Chapter 11

358words

"James," she said, looking at me seriously, "if… just if, the current me could go back to being that nineteen-year-old girl—innocent, loving you purely—would you give us another chance? Not for the twenty-seven-year-old Sophia, but for that nineteen-year-old girl, a chance to start over."

I looked at her for a long time before finally whispering, "The nineteen-year-old Sophia already got her answer."

"What do you mean?"

"She asked me to give her three chances. I gave them. She asked me to keep my promises. I kept them. She asked me to take back the watch. I took it back."

I touched the watch on my wrist.

"Everything the nineteen-year-old Sophia wanted, I did. Not because she asked—but because I loved her."

"Then—"

"But the woman standing in front of me now isn't nineteen anymore. And I'm not the boy who slept on subways."

Her eyes glistened.

"We can't go back, Sophia. The shooting star only works once."

She nodded, pressing her lips together to hold herself steady.

"But," I continued, "we can go forward. Separately. As better people."

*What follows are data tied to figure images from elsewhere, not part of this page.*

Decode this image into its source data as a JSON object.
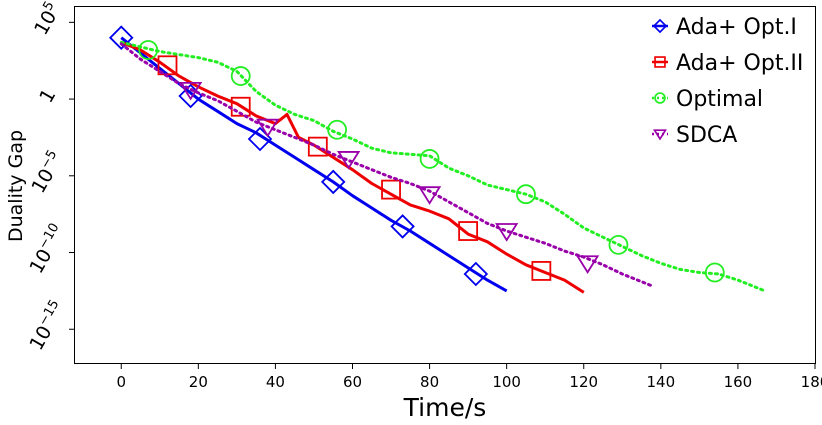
{
  "chart_data": {
    "type": "line",
    "title": "",
    "xlabel": "Time/s",
    "ylabel": "Duality Gap",
    "xlim": [
      -12,
      180
    ],
    "ylim_log10": [
      -17.2,
      6.0
    ],
    "y_scale": "log",
    "grid": false,
    "legend_position": "top-right",
    "x_ticks": [
      0,
      20,
      40,
      60,
      80,
      100,
      120,
      140,
      160,
      180
    ],
    "x_tick_labels": [
      "0",
      "20",
      "40",
      "60",
      "80",
      "100",
      "120",
      "140",
      "160",
      "180"
    ],
    "y_ticks": [
      {
        "log10": 5,
        "base": "10",
        "exp": "5"
      },
      {
        "log10": 0,
        "base": "1",
        "exp": ""
      },
      {
        "log10": -5,
        "base": "10",
        "exp": "-5"
      },
      {
        "log10": -10,
        "base": "10",
        "exp": "-10"
      },
      {
        "log10": -15,
        "base": "10",
        "exp": "-15"
      }
    ],
    "series": [
      {
        "name": "Ada+ Opt.I",
        "color": "#0000ee",
        "line": "solid",
        "marker": "diamond",
        "points": [
          [
            0,
            4.0
          ],
          [
            5,
            3.0
          ],
          [
            10,
            2.0
          ],
          [
            15,
            1.0
          ],
          [
            20,
            0.0
          ],
          [
            25,
            -0.8
          ],
          [
            30,
            -1.6
          ],
          [
            35,
            -2.2
          ],
          [
            40,
            -3.0
          ],
          [
            45,
            -3.8
          ],
          [
            50,
            -4.6
          ],
          [
            55,
            -5.4
          ],
          [
            60,
            -6.3
          ],
          [
            65,
            -7.1
          ],
          [
            70,
            -7.9
          ],
          [
            75,
            -8.6
          ],
          [
            80,
            -9.4
          ],
          [
            85,
            -10.2
          ],
          [
            90,
            -11.0
          ],
          [
            95,
            -11.8
          ],
          [
            100,
            -12.5
          ]
        ],
        "markers": [
          [
            0,
            4.0
          ],
          [
            18,
            0.2
          ],
          [
            36,
            -2.6
          ],
          [
            55,
            -5.4
          ],
          [
            73,
            -8.3
          ],
          [
            92,
            -11.4
          ]
        ]
      },
      {
        "name": "Ada+ Opt.II",
        "color": "#ee0000",
        "line": "solid",
        "marker": "square",
        "points": [
          [
            0,
            3.7
          ],
          [
            5,
            3.2
          ],
          [
            10,
            2.4
          ],
          [
            15,
            1.5
          ],
          [
            20,
            0.8
          ],
          [
            25,
            0.2
          ],
          [
            30,
            -0.3
          ],
          [
            35,
            -1.1
          ],
          [
            40,
            -1.6
          ],
          [
            43,
            -1.0
          ],
          [
            46,
            -2.5
          ],
          [
            50,
            -3.0
          ],
          [
            55,
            -3.8
          ],
          [
            60,
            -4.6
          ],
          [
            65,
            -5.5
          ],
          [
            70,
            -6.2
          ],
          [
            75,
            -6.9
          ],
          [
            80,
            -7.3
          ],
          [
            85,
            -7.8
          ],
          [
            90,
            -8.8
          ],
          [
            95,
            -9.3
          ],
          [
            100,
            -10.1
          ],
          [
            105,
            -10.8
          ],
          [
            110,
            -11.3
          ],
          [
            115,
            -11.8
          ],
          [
            120,
            -12.6
          ]
        ],
        "markers": [
          [
            12,
            2.2
          ],
          [
            31,
            -0.5
          ],
          [
            51,
            -3.1
          ],
          [
            70,
            -5.9
          ],
          [
            90,
            -8.6
          ],
          [
            109,
            -11.2
          ]
        ]
      },
      {
        "name": "Optimal",
        "color": "#22ee22",
        "line": "dotted",
        "marker": "circle",
        "points": [
          [
            0,
            3.7
          ],
          [
            10,
            3.1
          ],
          [
            15,
            2.9
          ],
          [
            20,
            2.7
          ],
          [
            25,
            2.4
          ],
          [
            30,
            1.8
          ],
          [
            35,
            0.5
          ],
          [
            40,
            -0.4
          ],
          [
            45,
            -1.0
          ],
          [
            50,
            -1.4
          ],
          [
            55,
            -2.1
          ],
          [
            60,
            -2.6
          ],
          [
            65,
            -3.2
          ],
          [
            70,
            -3.5
          ],
          [
            75,
            -3.6
          ],
          [
            80,
            -3.7
          ],
          [
            85,
            -4.5
          ],
          [
            90,
            -5.0
          ],
          [
            95,
            -5.6
          ],
          [
            100,
            -5.9
          ],
          [
            105,
            -6.2
          ],
          [
            110,
            -6.7
          ],
          [
            115,
            -7.5
          ],
          [
            120,
            -8.4
          ],
          [
            125,
            -9.0
          ],
          [
            130,
            -9.6
          ],
          [
            135,
            -10.2
          ],
          [
            140,
            -10.7
          ],
          [
            145,
            -11.1
          ],
          [
            150,
            -11.3
          ],
          [
            155,
            -11.4
          ],
          [
            160,
            -11.8
          ],
          [
            165,
            -12.3
          ],
          [
            167,
            -12.5
          ]
        ],
        "markers": [
          [
            7,
            3.2
          ],
          [
            31,
            1.5
          ],
          [
            56,
            -2.0
          ],
          [
            80,
            -3.9
          ],
          [
            105,
            -6.2
          ],
          [
            129,
            -9.5
          ],
          [
            154,
            -11.3
          ]
        ]
      },
      {
        "name": "SDCA",
        "color": "#9900aa",
        "line": "dotted",
        "marker": "triangle-down",
        "points": [
          [
            0,
            3.6
          ],
          [
            5,
            2.6
          ],
          [
            10,
            1.8
          ],
          [
            15,
            1.0
          ],
          [
            20,
            0.4
          ],
          [
            25,
            -0.1
          ],
          [
            30,
            -0.8
          ],
          [
            35,
            -1.5
          ],
          [
            40,
            -2.0
          ],
          [
            45,
            -2.5
          ],
          [
            50,
            -3.0
          ],
          [
            55,
            -3.6
          ],
          [
            60,
            -4.1
          ],
          [
            65,
            -4.6
          ],
          [
            70,
            -5.1
          ],
          [
            75,
            -5.5
          ],
          [
            80,
            -6.0
          ],
          [
            85,
            -6.7
          ],
          [
            90,
            -7.4
          ],
          [
            95,
            -8.1
          ],
          [
            100,
            -8.6
          ],
          [
            105,
            -9.0
          ],
          [
            110,
            -9.4
          ],
          [
            115,
            -9.9
          ],
          [
            120,
            -10.3
          ],
          [
            125,
            -10.8
          ],
          [
            130,
            -11.4
          ],
          [
            135,
            -11.9
          ],
          [
            138,
            -12.2
          ]
        ],
        "markers": [
          [
            18,
            0.6
          ],
          [
            38,
            -1.8
          ],
          [
            59,
            -3.9
          ],
          [
            80,
            -6.2
          ],
          [
            100,
            -8.6
          ],
          [
            121,
            -10.7
          ]
        ]
      }
    ]
  }
}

She reached out and touched the watch on my wrist—gently, reverently, the way she had the first time she placed it there.

"It still ticks," she murmured.

"It never stopped."

A sad smile crossed her face. "Like you."

She let go of my wrist and stepped back.

"James, I want you to know something. The wish I made on that shooting star—it wasn't just to see the future."

"What else?"

"I wished that no matter what happened, no matter how badly I messed things up, you'd find someone who loved you the way you deserved."

My breath caught.

"The star granted both wishes." She wiped her eyes. "The future showed me I'd lose you. And now, you're free to find someone better."

"Sophia—"

"Let me finish. Please." Her voice steadied. "I'm going back to theater. Small stages. No assistants. No fame. Just me and the work."

"That sounds like the girl I fell in love with."

"Maybe she's still worth something after all."

She extended her hand—not for a hug, not for a kiss. Just a handshake.

I took it.

"Goodbye, James."

"Goodbye, Sophia."

She walked into the evening, her silhouette growing smaller against the fading light.

On my wrist, the two-hundred-dollar watch ticked steadily.

Counting the seconds of a new beginning.